Fees act as a steady drag on portfolio growth. Imagine two funds that replicate the same basket of stocks: if Fund A charges 0.03% and Fund B charges 0.09%, the difference seems small each year but compounds into a meaningful gap over decades. Small annual fee differences compound similarly to returns themselves: an extra few basis points paid annually equals less money working for you in future years. Tools like Morningstar can help you measure the total fee burden across your portfolio and compare funds that track identical indexes.

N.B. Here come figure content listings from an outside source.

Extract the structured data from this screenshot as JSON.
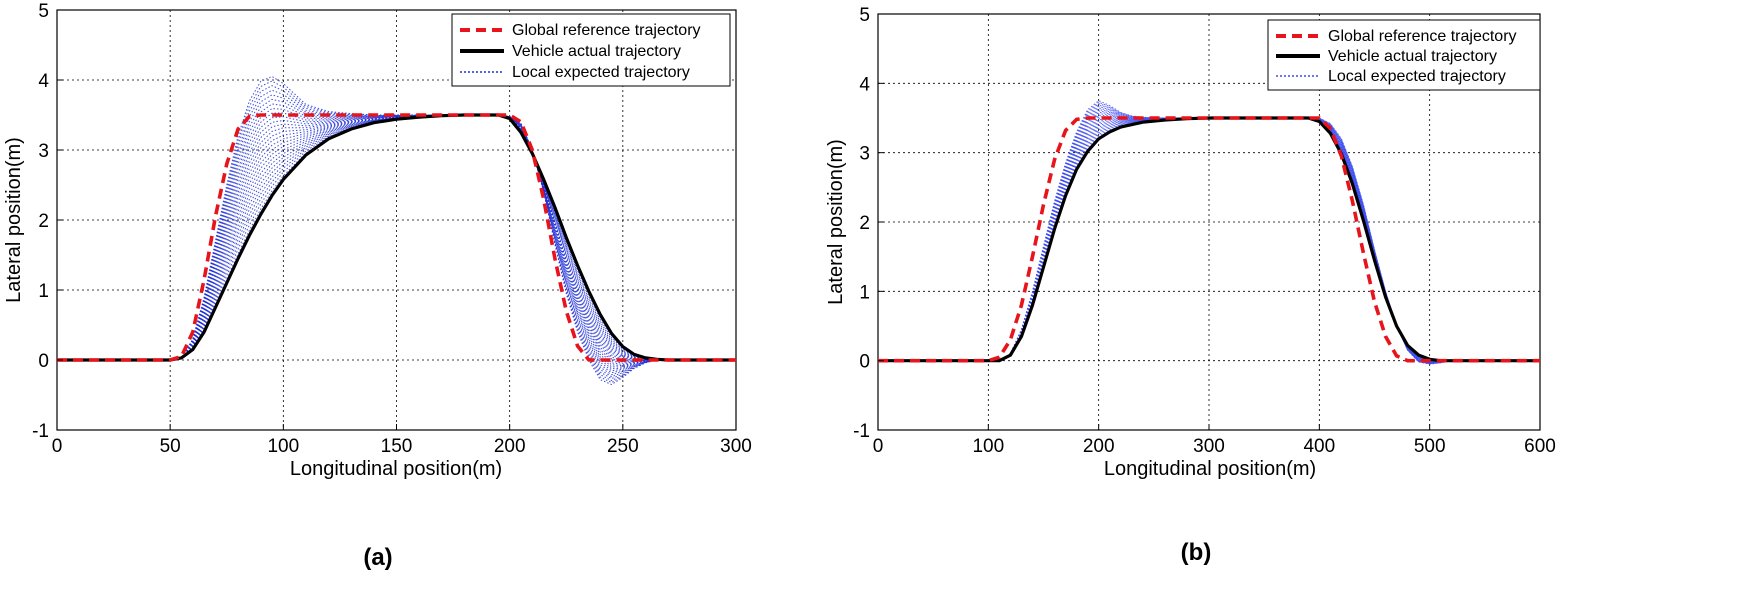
{
  "chart_data": [
    {
      "type": "line",
      "caption": "(a)",
      "xlabel": "Longitudinal position(m)",
      "ylabel": "Lateral position(m)",
      "xlim": [
        0,
        300
      ],
      "ylim": [
        -1,
        5
      ],
      "xticks": [
        0,
        50,
        100,
        150,
        200,
        250,
        300
      ],
      "yticks": [
        -1,
        0,
        1,
        2,
        3,
        4,
        5
      ],
      "grid": true,
      "legend_position": "top-right",
      "colors": {
        "global": "#e8141c",
        "actual": "#000000",
        "local": "#1f2fd6"
      },
      "series": [
        {
          "name": "Global reference trajectory",
          "x": [
            0,
            50,
            55,
            60,
            65,
            70,
            75,
            80,
            85,
            90,
            200,
            205,
            210,
            215,
            220,
            225,
            230,
            235,
            300
          ],
          "y": [
            0,
            0,
            0.05,
            0.4,
            1.15,
            2.05,
            2.8,
            3.3,
            3.48,
            3.5,
            3.5,
            3.4,
            3.0,
            2.3,
            1.45,
            0.7,
            0.2,
            0,
            0
          ]
        },
        {
          "name": "Vehicle actual trajectory",
          "x": [
            0,
            50,
            55,
            60,
            65,
            70,
            75,
            80,
            85,
            90,
            95,
            100,
            110,
            120,
            130,
            140,
            150,
            160,
            170,
            180,
            190,
            195,
            200,
            205,
            210,
            215,
            220,
            225,
            230,
            235,
            240,
            245,
            250,
            255,
            260,
            265,
            270,
            280,
            300
          ],
          "y": [
            0,
            0,
            0.03,
            0.15,
            0.4,
            0.75,
            1.1,
            1.45,
            1.78,
            2.08,
            2.35,
            2.58,
            2.93,
            3.16,
            3.3,
            3.39,
            3.44,
            3.47,
            3.49,
            3.5,
            3.5,
            3.5,
            3.45,
            3.25,
            2.95,
            2.58,
            2.18,
            1.75,
            1.35,
            0.98,
            0.65,
            0.38,
            0.19,
            0.08,
            0.03,
            0.01,
            0,
            0,
            0
          ]
        },
        {
          "name": "Local expected trajectory",
          "x": [
            0,
            50,
            55,
            60,
            65,
            70,
            75,
            80,
            85,
            90,
            95,
            100,
            105,
            110,
            120,
            130,
            140,
            150,
            170,
            190,
            195,
            200,
            205,
            210,
            215,
            220,
            225,
            230,
            235,
            240,
            245,
            250,
            255,
            260,
            265,
            270,
            280,
            300
          ],
          "y": [
            0,
            0,
            0.03,
            0.3,
            0.9,
            1.7,
            2.5,
            3.2,
            3.7,
            3.98,
            4.05,
            3.95,
            3.8,
            3.65,
            3.55,
            3.52,
            3.5,
            3.5,
            3.5,
            3.5,
            3.5,
            3.48,
            3.38,
            3.0,
            2.4,
            1.65,
            0.95,
            0.4,
            0.0,
            -0.28,
            -0.35,
            -0.25,
            -0.12,
            -0.04,
            0,
            0,
            0,
            0
          ]
        }
      ]
    },
    {
      "type": "line",
      "caption": "(b)",
      "xlabel": "Longitudinal position(m)",
      "ylabel": "Lateral position(m)",
      "xlim": [
        0,
        600
      ],
      "ylim": [
        -1,
        5
      ],
      "xticks": [
        0,
        100,
        200,
        300,
        400,
        500,
        600
      ],
      "yticks": [
        -1,
        0,
        1,
        2,
        3,
        4,
        5
      ],
      "grid": true,
      "legend_position": "top-right",
      "colors": {
        "global": "#e8141c",
        "actual": "#000000",
        "local": "#3d4bf0"
      },
      "series": [
        {
          "name": "Global reference trajectory",
          "x": [
            0,
            100,
            110,
            120,
            130,
            140,
            150,
            160,
            170,
            180,
            190,
            400,
            410,
            420,
            430,
            440,
            450,
            460,
            470,
            480,
            600
          ],
          "y": [
            0,
            0,
            0.05,
            0.3,
            0.8,
            1.5,
            2.25,
            2.9,
            3.32,
            3.48,
            3.5,
            3.5,
            3.35,
            2.95,
            2.3,
            1.55,
            0.85,
            0.35,
            0.07,
            0,
            0
          ]
        },
        {
          "name": "Vehicle actual trajectory",
          "x": [
            0,
            110,
            120,
            130,
            140,
            150,
            160,
            170,
            180,
            190,
            200,
            210,
            220,
            240,
            260,
            280,
            300,
            320,
            340,
            360,
            380,
            390,
            400,
            410,
            420,
            430,
            440,
            450,
            460,
            470,
            480,
            490,
            500,
            510,
            600
          ],
          "y": [
            0,
            0,
            0.08,
            0.35,
            0.8,
            1.35,
            1.9,
            2.38,
            2.76,
            3.02,
            3.2,
            3.3,
            3.37,
            3.44,
            3.47,
            3.49,
            3.5,
            3.5,
            3.5,
            3.5,
            3.5,
            3.5,
            3.45,
            3.28,
            2.98,
            2.55,
            2.02,
            1.45,
            0.92,
            0.5,
            0.22,
            0.08,
            0.02,
            0,
            0
          ]
        },
        {
          "name": "Local expected trajectory",
          "x": [
            0,
            110,
            120,
            130,
            140,
            150,
            160,
            170,
            180,
            190,
            200,
            210,
            220,
            230,
            240,
            260,
            300,
            380,
            390,
            400,
            410,
            420,
            430,
            440,
            450,
            460,
            470,
            480,
            490,
            500,
            510,
            520,
            600
          ],
          "y": [
            0,
            0,
            0.1,
            0.45,
            1.0,
            1.65,
            2.3,
            2.85,
            3.3,
            3.62,
            3.75,
            3.68,
            3.58,
            3.53,
            3.51,
            3.5,
            3.5,
            3.5,
            3.5,
            3.5,
            3.42,
            3.2,
            2.8,
            2.25,
            1.6,
            1.0,
            0.5,
            0.15,
            -0.02,
            -0.05,
            -0.03,
            0,
            0
          ]
        }
      ]
    }
  ]
}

Practical example: S&P 500 ETFs

Compare common S&P 500 ETFs to illustrate the point. One ETF might carry a 0.03% expense ratio while a competing ETF tracking the same index charges 0.0945%. Both funds hold the same 500 companies, so performance before fees should be nearly identical; the lower-cost vehicle will therefore deliver better net returns to investors over time. This is why, when funds truly mirror one another, investors often select the option with the smaller expense ratio—the fee is the simplest measurable difference.

When fees should not be everything

Focusing exclusively on the lowest possible fees can create unhealthy investing habits. Brokerages and fund families have pushed the zero-fee movement—Fidelity, for example, introduced a set of zero-fee ETFs—making it tempting to hunt only for the cheapest ticker. But obsessing over tiny fee differences can lead to excessive trading, tax-inefficient moves, or skipping better-suited workplace retirement options simply because those choices carry modest costs. Behavioral consequences, like constant switching to shave a few basis points, can produce taxable events and erode returns more than the fee you were trying to avoid.

When paying some fee makes sense

There are times when a modest fee is justified. A slightly higher-cost fund that provides better diversification, simpler automatic investing, or the right exposure for your plan may help you stick to a disciplined strategy. Paying a small expense ratio for convenience or to maintain an asset allocation that matches your goals can be preferable to repeatedly trading into the cheapest option. The long-term benefit of staying invested and avoiding poor timing decisions often outweighs micro savings on fees.

Behavioral and tax costs to watch

Beyond fund fees, several numeric drivers influence wealth accumulation. Your savings rate—the share of income you invest—is one of the most powerful levers; increasing how much you save usually beats shaving a few basis points in fees. Your overall investment rate of return and portfolio asset allocation also matter greatly, as does your effective tax rate on investments. Tax-efficient placement, minimizing unnecessary capital gains, and using retirement accounts where appropriate can improve net returns more than marginal fee reductions. For crypto traders, watch trading fees too: many crypto platforms still charge per-trade commissions that can add up for active traders.

Key takeaways for investors

Minimizing the expense ratio is a practical, high-impact move when comparing funds that deliver identical exposures. Yet fees are only one piece of the puzzle: prioritize a strong savings rate, sensible asset allocation, tax-aware decisions, and behavior that keeps you invested through market cycles. Use fee-comparison tools, understand the costs inside each fund, and choose low-cost index options when they match your objectives—but avoid letting fee-chasing drive short-term, tax-inefficient decisions. In the end, a disciplined strategy that balances costs, convenience, and long-term goals will usually outperform a singular obsession with the smallest possible expense ratio.